2016            390              868

2015            340              243

2014            337               329

2013            967               1,245

It was the only PML-N Government that effectively controlled and reduced the terrorism that took place since 2001. The policy was hailed within the country and abroad. The results are highly realised but were also politicised by some elements.

Impartial credit must be given to the PML-N government for drastically curtailing terrorists activities in Pakistan after 5 June 2013 through to December 2016. The data  above has been given to illustrate these facts.

Prior to 5 June 2013, sectarian killings and injuries rampantly took place, including kidnappings, beheading of soldiers, and bombing of mosques and schools with no effective way of controlling it. Judicial authorities also needs to look into these facts on counter-terrorism.

There is a need to completely wipe out terrorism and the loopholes that were identified in the report should immediately be addressed. The report say that “the aforesaid discrepancies show that at the highest levels of government the subject of terrorism and combating it is epitomised with confusion.”

After specifically looking into the Quetta carnage, the report generally looks into the causes, factors, and other aspects of terrorism since 2001. There is a number of anomalies and the government seriously workout to end anomalies and discrepancies of which the border security is the one which was highlighted in the report. All governments since 2001 are responsible for not properly handling counter-terrorism measures and strategies.

The financial losses and compensations have reached US$ 118 billion, the report claims. The report has rightly pointed terrorists nexus with drug and weapons trade and law enforcement agencies could not handled to eliminate drug and weapon trade.

The border management of Balochistan and Khyber Pakhtunkhwa, with Afghanistan is defective and not effectively controlled by Levis, FC, and military.

The way various departments of the federal ministries and provincial governments responded to the Commission is highly deplorable. They replied on plain papers, denying accountability. This is not governance and this displays no will to counter terrorism. They might use these tactics to hide the truth, which should not be mentioned on the official letterheads.

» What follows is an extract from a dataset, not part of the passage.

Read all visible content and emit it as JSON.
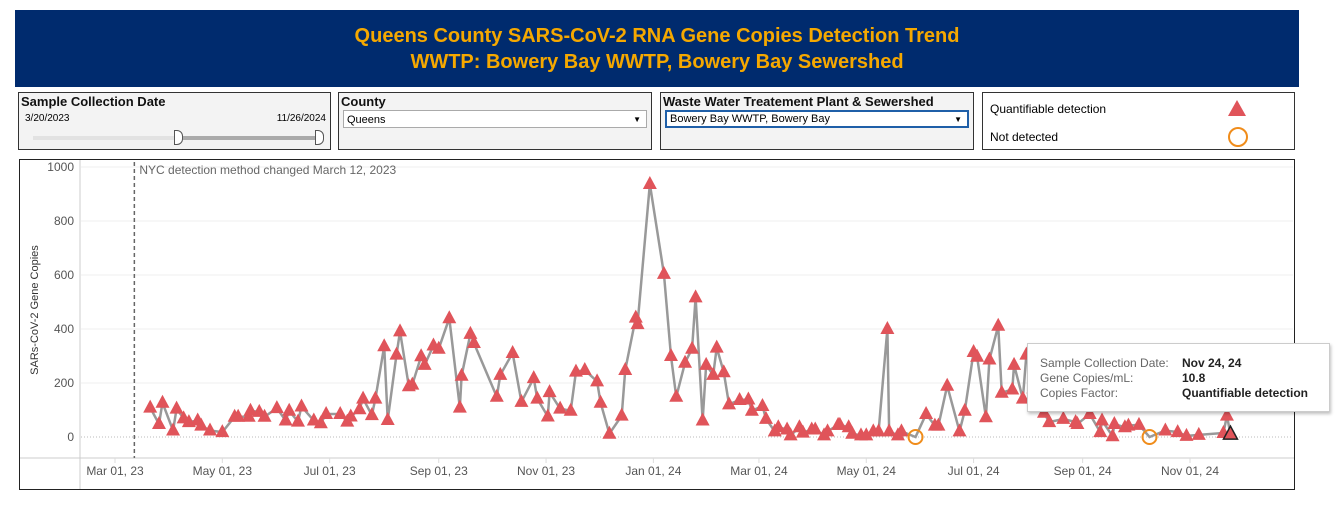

The findings of the Commission are revealing and commendable. They indicate the lack of coordination among intelligence agencies and also among the federal and provincial governments and their departments and organisations. This is also a reason for not making effective mechanism to control terrorism.

Those in charge have a limited understanding about the protocols and SOPs for terrorist attacks. There are drawbacks in reports (FIRs), examinations, and forensic tests. Crime scenes are not secured. Evidences are washed out. Hospitals lack management and facilities are poor. There is just plain panic among the staff and doctors, who are not fully equipped to handle victims of a terrorist attack.

There is also no coordination between the chief ministers and their ministers when they make statements on terrorist incidents. The NAP is not well structured. The Anti Terrorism Act has been violated as proscribed organisations were allowed to hold processions and meetings etc.

The performance of the NACTA is dismal. The country needs a national counter terrorism narrative but it is missing. The madaaris are not properly monitored by the Ministry of Religious Affairs. The manner in which the media reports terrorist incidents in fact glorifies terrorists’ propaganda and message. The report appreciates the role of the Government of the Punjab in forensic testing and compensation to the victims of terrorism and recommends publically announcing the list of proscribed organisations, which shouldn’t be allowed to hold meetings. A comprehensive data of terrorists should be maintained. A forensic lab on pattern of the Punjab Government should be set up in Balochistan immediately. Crime scenes should be secured.

There should be complete ban on aerial firing in the country. Police should be equipped with the terrorist incidents SOPs. NACTA should be activated. The NAP should be made effective. All madaaris should be registered. The report is great in terms of feedback to ratify anomalies related to the counter-terrorism strategy in the past several years.